There is a caveat. The protein digestibility was comparable to animal-derived sources only in fungi cultivated in semi-synthetic media containing glucose and yeast extract, as cultivation conditions – particularly the presence of polyphenols – could strongly influence this factor.

The study further revealed that prolonged cultivation of fungal biomass leads to a substantial reduction in protein content and an increase in cell wall material, though only slightly decreases its amino acid accessibility.

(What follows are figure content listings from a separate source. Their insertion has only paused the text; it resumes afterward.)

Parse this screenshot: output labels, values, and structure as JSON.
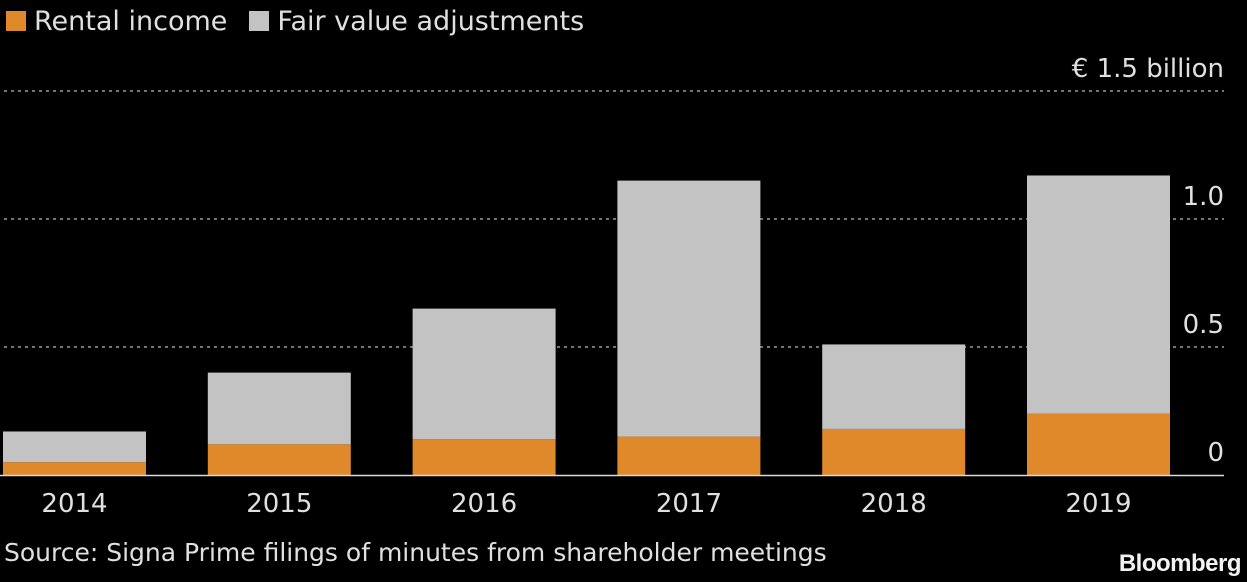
{
  "legend": {
    "items": [
      {
        "label": "Rental income",
        "color": "#E0892B"
      },
      {
        "label": "Fair value adjustments",
        "color": "#C3C3C3"
      }
    ]
  },
  "source": "Source: Signa Prime filings of minutes from shareholder meetings",
  "brand": "Bloomberg",
  "colors": {
    "background": "#000000",
    "gridline": "#9a9a9a",
    "axis": "#d8d8d8",
    "text": "#e0e0e0"
  },
  "chart_data": {
    "type": "bar",
    "stacked": true,
    "categories": [
      "2014",
      "2015",
      "2016",
      "2017",
      "2018",
      "2019"
    ],
    "series": [
      {
        "name": "Rental income",
        "values": [
          0.05,
          0.12,
          0.14,
          0.15,
          0.18,
          0.24
        ]
      },
      {
        "name": "Fair value adjustments",
        "values": [
          0.12,
          0.28,
          0.51,
          1.0,
          0.33,
          0.93
        ]
      }
    ],
    "ylim": [
      0,
      1.5
    ],
    "yticks": [
      {
        "value": 0,
        "label": "0"
      },
      {
        "value": 0.5,
        "label": "0.5"
      },
      {
        "value": 1.0,
        "label": "1.0"
      },
      {
        "value": 1.5,
        "label": "€ 1.5  billion"
      }
    ],
    "grid": true,
    "legend_position": "top-left",
    "xlabel": "",
    "ylabel": ""
  }
}
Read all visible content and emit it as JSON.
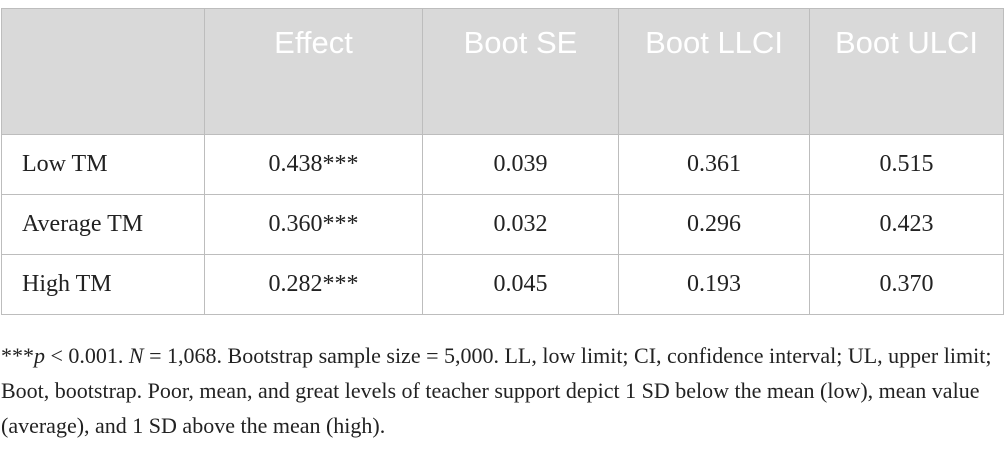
{
  "table": {
    "headers": [
      "",
      "Effect",
      "Boot SE",
      "Boot LLCI",
      "Boot ULCI"
    ],
    "rows": [
      [
        "Low TM",
        "0.438***",
        "0.039",
        "0.361",
        "0.515"
      ],
      [
        "Average TM",
        "0.360***",
        "0.032",
        "0.296",
        "0.423"
      ],
      [
        "High TM",
        "0.282***",
        "0.045",
        "0.193",
        "0.370"
      ]
    ]
  },
  "note": {
    "stars": "***",
    "p_symbol": "p",
    "p_text": " < 0.001. ",
    "n_symbol": "N",
    "rest": " = 1,068. Bootstrap sample size = 5,000. LL, low limit; CI, confidence interval; UL, upper limit; Boot, bootstrap. Poor, mean, and great levels of teacher support depict 1 SD below the mean (low), mean value (average), and 1 SD above the mean (high)."
  }
}
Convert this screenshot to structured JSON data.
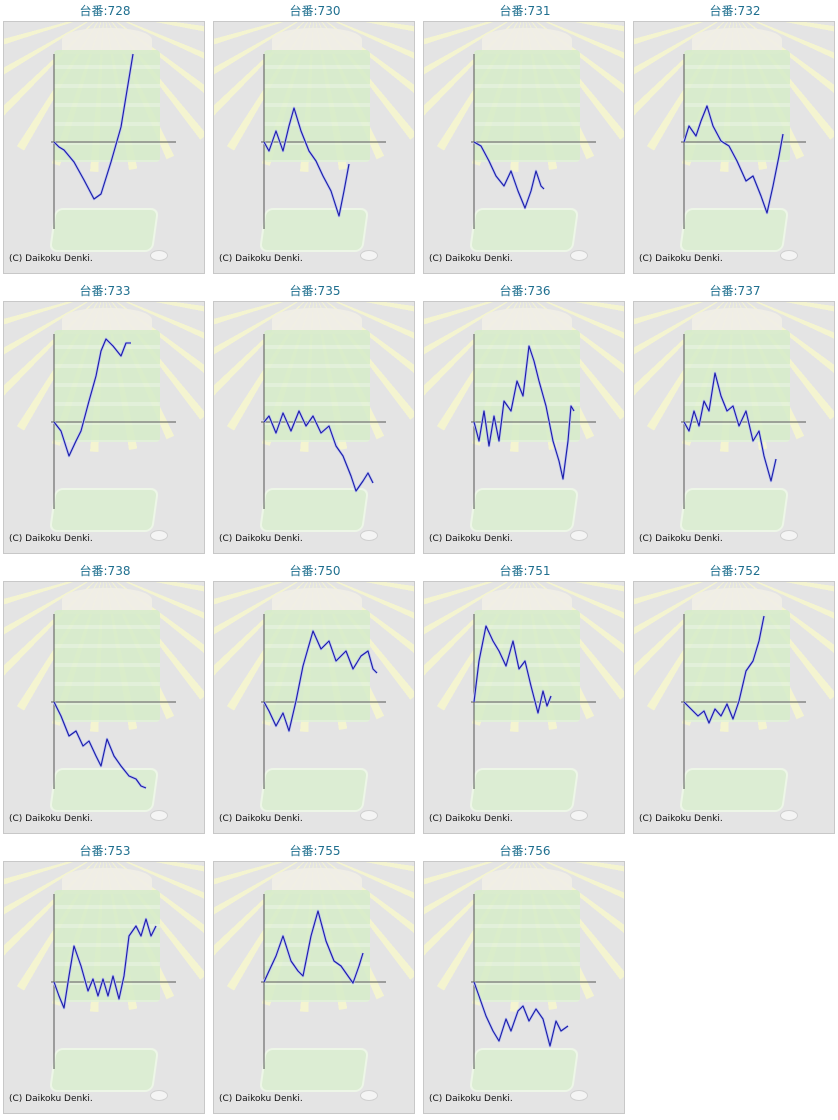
{
  "copyright": "(C) Daikoku Denki.",
  "colors": {
    "line": "#1c1ca8",
    "axis": "#555555",
    "title": "#1f6f8f"
  },
  "chart_data": [
    {
      "type": "line",
      "title": "台番:728",
      "ylim": [
        -88,
        88
      ],
      "points": [
        [
          0,
          0
        ],
        [
          5,
          -5
        ],
        [
          10,
          -8
        ],
        [
          20,
          -20
        ],
        [
          30,
          -38
        ],
        [
          40,
          -57
        ],
        [
          47,
          -52
        ],
        [
          57,
          -20
        ],
        [
          67,
          15
        ],
        [
          79,
          88
        ]
      ]
    },
    {
      "type": "line",
      "title": "台番:730",
      "ylim": [
        -88,
        88
      ],
      "points": [
        [
          0,
          0
        ],
        [
          5,
          -9
        ],
        [
          12,
          11
        ],
        [
          19,
          -9
        ],
        [
          25,
          16
        ],
        [
          30,
          34
        ],
        [
          37,
          11
        ],
        [
          45,
          -9
        ],
        [
          52,
          -19
        ],
        [
          59,
          -34
        ],
        [
          67,
          -49
        ],
        [
          75,
          -74
        ],
        [
          80,
          -49
        ],
        [
          85,
          -22
        ]
      ]
    },
    {
      "type": "line",
      "title": "台番:731",
      "ylim": [
        -88,
        88
      ],
      "points": [
        [
          0,
          0
        ],
        [
          7,
          -4
        ],
        [
          15,
          -19
        ],
        [
          22,
          -34
        ],
        [
          30,
          -44
        ],
        [
          37,
          -29
        ],
        [
          44,
          -49
        ],
        [
          51,
          -66
        ],
        [
          57,
          -49
        ],
        [
          62,
          -29
        ],
        [
          67,
          -44
        ],
        [
          70,
          -47
        ]
      ]
    },
    {
      "type": "line",
      "title": "台番:732",
      "ylim": [
        -88,
        88
      ],
      "points": [
        [
          0,
          0
        ],
        [
          5,
          16
        ],
        [
          12,
          6
        ],
        [
          17,
          21
        ],
        [
          23,
          36
        ],
        [
          29,
          16
        ],
        [
          37,
          1
        ],
        [
          45,
          -4
        ],
        [
          53,
          -19
        ],
        [
          62,
          -39
        ],
        [
          69,
          -34
        ],
        [
          77,
          -54
        ],
        [
          83,
          -71
        ],
        [
          89,
          -44
        ],
        [
          95,
          -14
        ],
        [
          99,
          8
        ]
      ]
    },
    {
      "type": "line",
      "title": "台番:733",
      "ylim": [
        -88,
        88
      ],
      "points": [
        [
          0,
          0
        ],
        [
          7,
          -9
        ],
        [
          15,
          -34
        ],
        [
          22,
          -19
        ],
        [
          27,
          -9
        ],
        [
          35,
          21
        ],
        [
          42,
          46
        ],
        [
          47,
          71
        ],
        [
          52,
          83
        ],
        [
          59,
          76
        ],
        [
          67,
          66
        ],
        [
          72,
          79
        ],
        [
          77,
          79
        ]
      ]
    },
    {
      "type": "line",
      "title": "台番:735",
      "ylim": [
        -88,
        88
      ],
      "points": [
        [
          0,
          0
        ],
        [
          5,
          6
        ],
        [
          12,
          -11
        ],
        [
          19,
          9
        ],
        [
          27,
          -9
        ],
        [
          35,
          11
        ],
        [
          42,
          -4
        ],
        [
          49,
          6
        ],
        [
          57,
          -11
        ],
        [
          65,
          -4
        ],
        [
          72,
          -24
        ],
        [
          79,
          -34
        ],
        [
          87,
          -54
        ],
        [
          92,
          -69
        ],
        [
          99,
          -59
        ],
        [
          104,
          -51
        ],
        [
          109,
          -61
        ]
      ]
    },
    {
      "type": "line",
      "title": "台番:736",
      "ylim": [
        -88,
        88
      ],
      "points": [
        [
          0,
          0
        ],
        [
          5,
          -19
        ],
        [
          10,
          11
        ],
        [
          15,
          -24
        ],
        [
          20,
          6
        ],
        [
          25,
          -19
        ],
        [
          30,
          21
        ],
        [
          37,
          11
        ],
        [
          43,
          41
        ],
        [
          49,
          26
        ],
        [
          55,
          76
        ],
        [
          60,
          61
        ],
        [
          65,
          41
        ],
        [
          72,
          16
        ],
        [
          79,
          -19
        ],
        [
          85,
          -39
        ],
        [
          89,
          -57
        ],
        [
          94,
          -19
        ],
        [
          97,
          16
        ],
        [
          100,
          11
        ]
      ]
    },
    {
      "type": "line",
      "title": "台番:737",
      "ylim": [
        -88,
        88
      ],
      "points": [
        [
          0,
          0
        ],
        [
          5,
          -9
        ],
        [
          10,
          11
        ],
        [
          15,
          -4
        ],
        [
          20,
          21
        ],
        [
          25,
          11
        ],
        [
          31,
          49
        ],
        [
          37,
          26
        ],
        [
          43,
          11
        ],
        [
          49,
          16
        ],
        [
          55,
          -4
        ],
        [
          62,
          11
        ],
        [
          69,
          -19
        ],
        [
          75,
          -9
        ],
        [
          80,
          -34
        ],
        [
          87,
          -59
        ],
        [
          92,
          -37
        ]
      ]
    },
    {
      "type": "line",
      "title": "台番:738",
      "ylim": [
        -88,
        88
      ],
      "points": [
        [
          0,
          0
        ],
        [
          7,
          -14
        ],
        [
          15,
          -34
        ],
        [
          22,
          -29
        ],
        [
          29,
          -44
        ],
        [
          35,
          -39
        ],
        [
          42,
          -54
        ],
        [
          47,
          -64
        ],
        [
          53,
          -37
        ],
        [
          60,
          -54
        ],
        [
          67,
          -64
        ],
        [
          75,
          -74
        ],
        [
          82,
          -77
        ],
        [
          87,
          -84
        ],
        [
          92,
          -86
        ]
      ]
    },
    {
      "type": "line",
      "title": "台番:750",
      "ylim": [
        -88,
        88
      ],
      "points": [
        [
          0,
          0
        ],
        [
          5,
          -9
        ],
        [
          12,
          -24
        ],
        [
          19,
          -11
        ],
        [
          25,
          -29
        ],
        [
          32,
          1
        ],
        [
          39,
          36
        ],
        [
          49,
          71
        ],
        [
          57,
          53
        ],
        [
          65,
          61
        ],
        [
          72,
          41
        ],
        [
          82,
          51
        ],
        [
          89,
          33
        ],
        [
          97,
          46
        ],
        [
          104,
          51
        ],
        [
          109,
          33
        ],
        [
          113,
          29
        ]
      ]
    },
    {
      "type": "line",
      "title": "台番:751",
      "ylim": [
        -88,
        88
      ],
      "points": [
        [
          0,
          0
        ],
        [
          5,
          41
        ],
        [
          12,
          76
        ],
        [
          19,
          61
        ],
        [
          25,
          51
        ],
        [
          32,
          36
        ],
        [
          39,
          61
        ],
        [
          45,
          33
        ],
        [
          51,
          41
        ],
        [
          57,
          16
        ],
        [
          64,
          -11
        ],
        [
          69,
          11
        ],
        [
          73,
          -4
        ],
        [
          77,
          6
        ]
      ]
    },
    {
      "type": "line",
      "title": "台番:752",
      "ylim": [
        -88,
        88
      ],
      "points": [
        [
          0,
          0
        ],
        [
          7,
          -7
        ],
        [
          14,
          -14
        ],
        [
          20,
          -9
        ],
        [
          25,
          -21
        ],
        [
          31,
          -7
        ],
        [
          37,
          -14
        ],
        [
          43,
          -2
        ],
        [
          49,
          -17
        ],
        [
          55,
          1
        ],
        [
          62,
          31
        ],
        [
          69,
          41
        ],
        [
          75,
          61
        ],
        [
          80,
          86
        ]
      ]
    },
    {
      "type": "line",
      "title": "台番:753",
      "ylim": [
        -88,
        88
      ],
      "points": [
        [
          0,
          0
        ],
        [
          5,
          -14
        ],
        [
          10,
          -26
        ],
        [
          15,
          6
        ],
        [
          20,
          36
        ],
        [
          27,
          16
        ],
        [
          34,
          -9
        ],
        [
          39,
          3
        ],
        [
          44,
          -14
        ],
        [
          49,
          3
        ],
        [
          54,
          -14
        ],
        [
          59,
          6
        ],
        [
          65,
          -17
        ],
        [
          70,
          6
        ],
        [
          75,
          46
        ],
        [
          82,
          56
        ],
        [
          87,
          46
        ],
        [
          92,
          63
        ],
        [
          97,
          46
        ],
        [
          102,
          56
        ]
      ]
    },
    {
      "type": "line",
      "title": "台番:755",
      "ylim": [
        -88,
        88
      ],
      "points": [
        [
          0,
          0
        ],
        [
          5,
          11
        ],
        [
          12,
          26
        ],
        [
          19,
          46
        ],
        [
          27,
          21
        ],
        [
          34,
          11
        ],
        [
          39,
          6
        ],
        [
          47,
          46
        ],
        [
          54,
          71
        ],
        [
          62,
          41
        ],
        [
          70,
          21
        ],
        [
          77,
          16
        ],
        [
          84,
          6
        ],
        [
          89,
          -1
        ],
        [
          95,
          16
        ],
        [
          99,
          29
        ]
      ]
    },
    {
      "type": "line",
      "title": "台番:756",
      "ylim": [
        -88,
        88
      ],
      "points": [
        [
          0,
          0
        ],
        [
          5,
          -14
        ],
        [
          12,
          -34
        ],
        [
          19,
          -49
        ],
        [
          25,
          -59
        ],
        [
          32,
          -37
        ],
        [
          37,
          -49
        ],
        [
          44,
          -29
        ],
        [
          49,
          -24
        ],
        [
          55,
          -39
        ],
        [
          62,
          -27
        ],
        [
          69,
          -37
        ],
        [
          76,
          -64
        ],
        [
          82,
          -39
        ],
        [
          87,
          -49
        ],
        [
          94,
          -44
        ]
      ]
    }
  ]
}
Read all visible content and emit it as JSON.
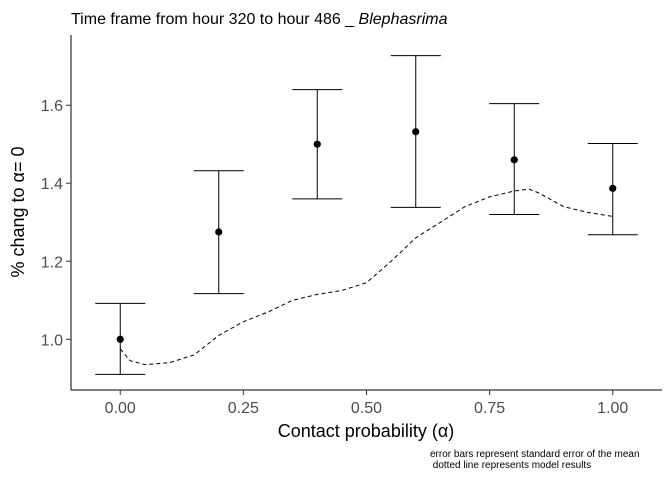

Mycoprotein boosts iron absorption, though optimising conditions is key

In terms of micronutrients, Wang found that the iron present in mycoprotein can be absorbed more easily, thanks to the absence of phytate, an antinutrient that can significantly reduce the bioavailability of such essential minerals.

Mineral accessibility was higher in biomass that was cultivated on glucose media, compared to oat-based media, which showed minor antinutient effects despite low phytate levels. Similarly, fungi cultivated in winery sidestreams accumulated polyphenols from grape marc, significantly lowering mineral accessibility.

“For fungi that are cultivated on a winery side stream, their nutritional value could be lower compared to if the medium consisted of only sugar. Optimising these conditions could unlock their full potential, paving the way for more resilient and sustainable food systems,” said Wang.

His research showed that mineral concentration in the cultivation media strongly influences both the mineral content and bioaccessibility in some mycoprotein strains. Low iron concentrations can produce fungal biomass that enhances iron accessibility, while fungi grown in high-zinc media show high zinc accessibility.

The benefits of mycoprotein have been touted for years, and by many studies. In 2023, one paper highlighted its nutritional and environmental prowess, ability to scale in a cost-competitive manner, and potential to tackle global hunger and food insecurity.

It’s why the ingredient is also being used to target the longevity space. Dutch mycoprotein producer The Protein Brewery’s mycoprotein innovation, Fermotein, contains spermidine, a polyamine that has gained popularity in anti-ageing formulations.

“We conducted detailed compositional analyses, including screening for polyamines such as spermidine,” its CEO Thijs Bosch told Green Queen last month. “Altogether, Fermotein contributes to healthy ageing by supporting protein adequacy, fibre intake, and overall dietary nutrient density, rather than by targeting a single longevity pathway.”